動揺する私をよそに信者たちからは「まあ…!」と歓声が上がり、しまいには「おめでとうございます!」と祝福されてしまった。とても否定できる空気ではなく私は童磨の横で小さくなることしかできない。
「あの……どういうことですか……?」
小声で耳打ちするように声をかける。
「だって君、俺としか生きられないって言ってたじゃないか」
「言いましたけども……」
確かに広義プロポーズとも取れなくはない。
「俺もそろそろ教祖として身を固めたらどうかって思ってたし、君にとっても最適だと思うよ」
「本当にそんなこと思ってましたか……?」
身を固めるも何も、鬼に配偶者って必要ないだろう。多分。
「身寄りのない私はともかく、童磨さまにわざわざ私と結婚するメリット……得ってあります?」
「あるよ?」
童磨は綺麗なその瞳を薄く細めた。
かと思うと、突然私の方へと身を乗り出す。頭へ手を添えると耳元に口を寄せ、囁くように声を出した。

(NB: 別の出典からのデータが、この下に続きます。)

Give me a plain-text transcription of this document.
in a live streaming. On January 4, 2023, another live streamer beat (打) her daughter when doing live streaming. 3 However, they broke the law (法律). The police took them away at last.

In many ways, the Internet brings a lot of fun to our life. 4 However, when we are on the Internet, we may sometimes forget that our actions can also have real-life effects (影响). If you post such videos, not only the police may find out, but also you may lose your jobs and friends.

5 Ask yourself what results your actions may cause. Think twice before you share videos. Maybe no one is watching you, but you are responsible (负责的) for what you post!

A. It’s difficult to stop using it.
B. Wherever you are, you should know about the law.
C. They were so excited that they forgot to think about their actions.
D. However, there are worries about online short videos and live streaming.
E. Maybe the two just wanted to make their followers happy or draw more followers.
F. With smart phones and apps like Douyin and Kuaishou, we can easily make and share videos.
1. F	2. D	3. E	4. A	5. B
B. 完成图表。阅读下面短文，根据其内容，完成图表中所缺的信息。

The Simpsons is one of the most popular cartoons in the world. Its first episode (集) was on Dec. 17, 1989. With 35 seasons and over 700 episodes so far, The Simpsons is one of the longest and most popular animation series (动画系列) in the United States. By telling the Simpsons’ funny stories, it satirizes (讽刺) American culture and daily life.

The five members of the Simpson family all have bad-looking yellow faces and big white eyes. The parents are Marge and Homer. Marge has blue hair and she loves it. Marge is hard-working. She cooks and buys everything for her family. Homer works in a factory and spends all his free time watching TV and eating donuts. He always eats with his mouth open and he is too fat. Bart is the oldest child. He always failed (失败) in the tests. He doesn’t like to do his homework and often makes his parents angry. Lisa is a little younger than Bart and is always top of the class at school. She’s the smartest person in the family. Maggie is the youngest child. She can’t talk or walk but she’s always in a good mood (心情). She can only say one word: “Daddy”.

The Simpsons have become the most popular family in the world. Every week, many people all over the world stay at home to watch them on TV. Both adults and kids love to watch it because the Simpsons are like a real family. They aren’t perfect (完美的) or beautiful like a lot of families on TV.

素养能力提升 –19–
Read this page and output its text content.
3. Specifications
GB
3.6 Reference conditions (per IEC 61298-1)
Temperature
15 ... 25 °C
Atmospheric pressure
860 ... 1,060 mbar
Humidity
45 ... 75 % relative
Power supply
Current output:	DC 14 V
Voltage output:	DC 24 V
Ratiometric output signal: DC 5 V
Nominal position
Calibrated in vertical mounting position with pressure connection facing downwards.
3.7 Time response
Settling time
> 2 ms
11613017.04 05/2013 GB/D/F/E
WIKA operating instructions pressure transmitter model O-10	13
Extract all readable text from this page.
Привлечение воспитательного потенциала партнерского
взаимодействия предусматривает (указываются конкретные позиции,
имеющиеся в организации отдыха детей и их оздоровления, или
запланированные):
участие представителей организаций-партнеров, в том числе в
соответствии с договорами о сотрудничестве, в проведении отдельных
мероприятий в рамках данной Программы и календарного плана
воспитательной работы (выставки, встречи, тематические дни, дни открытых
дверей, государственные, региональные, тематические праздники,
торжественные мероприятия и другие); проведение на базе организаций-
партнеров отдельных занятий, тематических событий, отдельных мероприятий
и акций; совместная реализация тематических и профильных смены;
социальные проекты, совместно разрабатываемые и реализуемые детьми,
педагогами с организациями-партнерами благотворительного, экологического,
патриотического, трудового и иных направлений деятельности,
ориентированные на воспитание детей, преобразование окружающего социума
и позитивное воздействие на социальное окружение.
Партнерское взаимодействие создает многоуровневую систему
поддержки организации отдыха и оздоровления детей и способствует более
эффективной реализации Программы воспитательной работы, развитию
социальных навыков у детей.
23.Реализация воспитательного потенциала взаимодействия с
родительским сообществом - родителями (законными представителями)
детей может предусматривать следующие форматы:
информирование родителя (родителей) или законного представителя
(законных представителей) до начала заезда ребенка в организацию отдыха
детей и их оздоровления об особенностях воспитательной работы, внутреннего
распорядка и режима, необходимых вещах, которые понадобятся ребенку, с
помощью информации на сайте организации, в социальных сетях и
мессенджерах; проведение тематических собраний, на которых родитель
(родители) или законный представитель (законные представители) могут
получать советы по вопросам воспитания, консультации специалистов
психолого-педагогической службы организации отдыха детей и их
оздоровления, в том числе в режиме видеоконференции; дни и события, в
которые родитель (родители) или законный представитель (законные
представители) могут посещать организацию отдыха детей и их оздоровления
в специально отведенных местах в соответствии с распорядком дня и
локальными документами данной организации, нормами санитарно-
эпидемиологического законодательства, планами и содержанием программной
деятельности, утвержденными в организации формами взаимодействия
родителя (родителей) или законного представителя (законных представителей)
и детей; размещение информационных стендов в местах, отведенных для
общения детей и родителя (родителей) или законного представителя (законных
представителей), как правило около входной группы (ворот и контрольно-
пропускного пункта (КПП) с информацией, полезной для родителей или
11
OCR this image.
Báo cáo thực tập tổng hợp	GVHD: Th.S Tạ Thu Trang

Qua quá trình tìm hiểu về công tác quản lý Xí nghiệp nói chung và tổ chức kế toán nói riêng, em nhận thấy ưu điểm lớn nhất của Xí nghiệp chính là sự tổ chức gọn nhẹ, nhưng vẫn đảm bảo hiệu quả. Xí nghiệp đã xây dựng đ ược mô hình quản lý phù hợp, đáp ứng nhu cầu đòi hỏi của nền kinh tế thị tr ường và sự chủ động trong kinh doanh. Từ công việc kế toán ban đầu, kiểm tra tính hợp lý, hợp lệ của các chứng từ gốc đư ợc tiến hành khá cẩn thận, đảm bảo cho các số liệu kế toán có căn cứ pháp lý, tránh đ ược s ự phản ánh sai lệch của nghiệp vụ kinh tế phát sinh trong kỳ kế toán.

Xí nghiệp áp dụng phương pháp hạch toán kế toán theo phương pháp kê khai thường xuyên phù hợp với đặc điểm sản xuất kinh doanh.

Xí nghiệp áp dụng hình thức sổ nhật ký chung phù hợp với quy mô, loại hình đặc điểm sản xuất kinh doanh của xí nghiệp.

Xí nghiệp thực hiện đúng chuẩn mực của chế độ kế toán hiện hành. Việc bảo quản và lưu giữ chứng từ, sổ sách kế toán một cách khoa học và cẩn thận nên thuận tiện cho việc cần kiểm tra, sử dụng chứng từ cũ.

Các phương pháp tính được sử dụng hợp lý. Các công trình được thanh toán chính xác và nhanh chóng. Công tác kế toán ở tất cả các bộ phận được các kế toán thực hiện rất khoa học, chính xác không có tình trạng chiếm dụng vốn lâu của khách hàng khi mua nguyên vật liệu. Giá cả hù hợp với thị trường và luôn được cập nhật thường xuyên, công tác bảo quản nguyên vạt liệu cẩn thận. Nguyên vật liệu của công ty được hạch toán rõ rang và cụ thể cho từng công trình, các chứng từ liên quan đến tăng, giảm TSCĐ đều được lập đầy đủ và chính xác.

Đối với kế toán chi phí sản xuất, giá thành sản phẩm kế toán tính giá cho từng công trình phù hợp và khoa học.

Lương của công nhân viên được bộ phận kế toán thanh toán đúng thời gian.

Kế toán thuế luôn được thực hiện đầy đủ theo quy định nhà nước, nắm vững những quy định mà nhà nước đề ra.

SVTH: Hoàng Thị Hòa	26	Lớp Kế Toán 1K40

「君とのキスは味がしたんだ。甘くて驚いたよ、他の女としても何も感じなかったのに。……きっとこれが人間の言う運命ってやつだよね?」
私はその言葉を聞いて呆然としてしまった。
ドクドクと鳴り響く心臓がうるさい。彼がどこまで本心で語っているかも分からないのに、分かりやすく心臓の奥が痛くなる。